Previous laboratory research and observational studies in which people who reported eating a diet rich in vitamins E and C were found to have a lower risk of cancer, had suggested that taking these vitamins as individual supplements may offer some protective benefits.
Study co-author and principal investigator J. Michael Gaziano, M.D., M.P.H., associate professor of medicine at Brigham and Women’s Hospital and VA Boston, adds, “Individual vitamin supplements such as vitamin E and C do not appear to provide the same potential advantages as vitamins included as part of a healthy, balanced diet.”
Finally, Sesso said that these results provide clinically meaningful new information. “Our results represent one of only a few clinical trials that have tested this idea. The final component of the Physicians’ Health Study II, testing daily multivitamin supplementation, remains ongoing.”
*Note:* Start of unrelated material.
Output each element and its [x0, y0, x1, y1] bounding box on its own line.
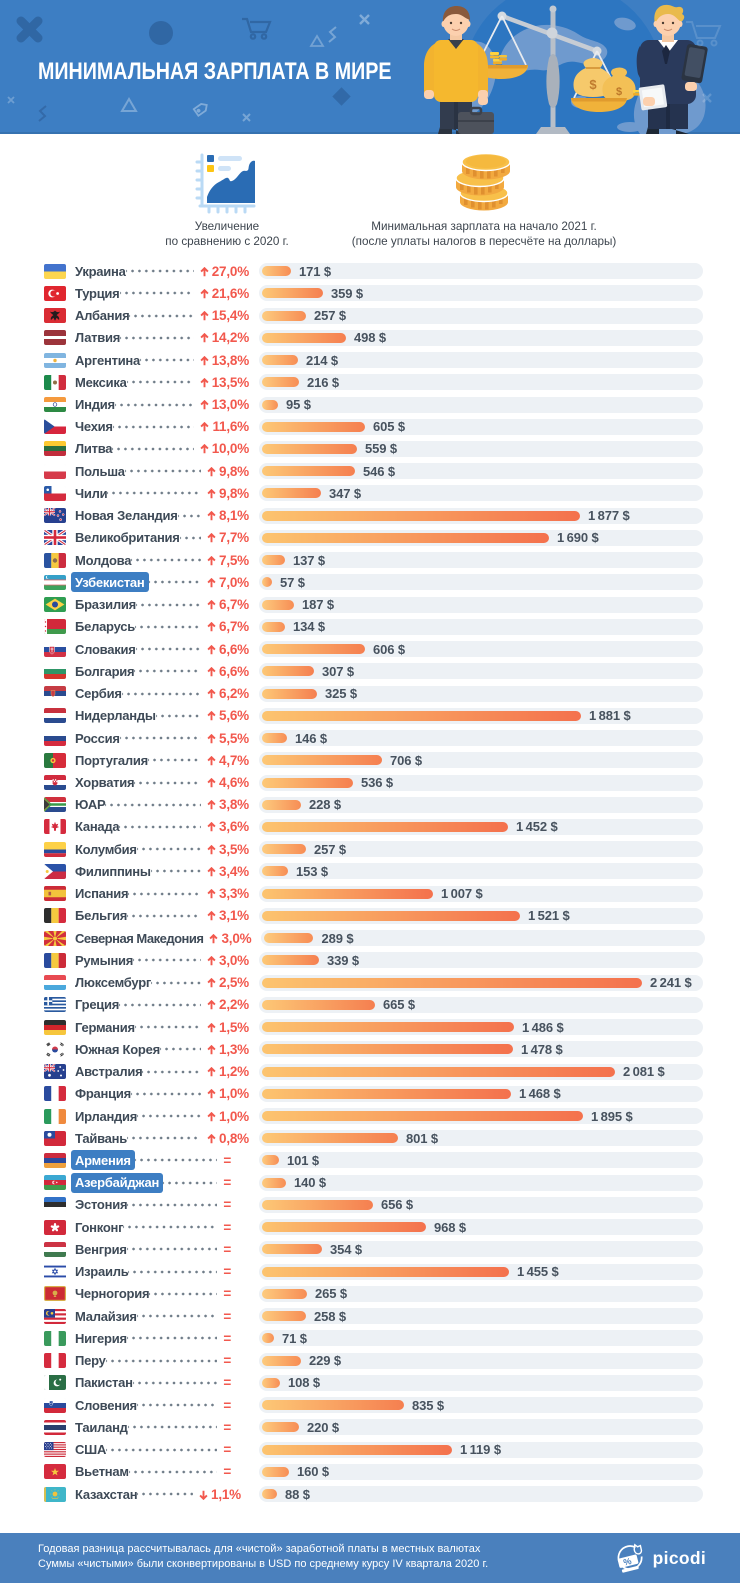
svg-text:$: $ [589, 77, 597, 92]
svg-text:$: $ [616, 86, 622, 98]
svg-text:%: % [622, 1556, 632, 1568]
The mission of the American Association for Cancer Research is to prevent and cure cancer. Founded in 1907, AACR is the world’s oldest and largest professional organization dedicated to advancing cancer research. The membership includes more than 28,000 basic, translational and clinical researchers; health care professionals; and cancer survivors and advocates in the United States and 80 other countries. The AACR marshals the full spectrum of expertise from the cancer community to accelerate progress in the prevention, diagnosis and treatment of cancer through high-quality scientific and educational programs. It funds innovative, meritorious research grants. The AACR Annual Meeting attracts more than 17,000 participants who share the latest discoveries and developments in the field. Special conferences throughout the year present novel data across a wide variety of topics in cancer research, treatment and patient care. The AACR publishes five major peer-reviewed journals: Cancer Research; Clinical Cancer Research; Molecular Cancer Therapeutics; Molecular Cancer Research; and Cancer Epidemiology, Biomarkers & Prevention. The AACR’s most recent publication and its sixth major journal, Cancer Prevention Research, is dedicated exclusively to cancer prevention, from preclinical research to clinical trials. The AACR also publishes CR, a magazine for cancer survivors and their families, patient advocates, physicians and scientists. CR provides a forum for sharing essential, evidence-based information and perspectives on progress in cancer research, survivorship and advocacy.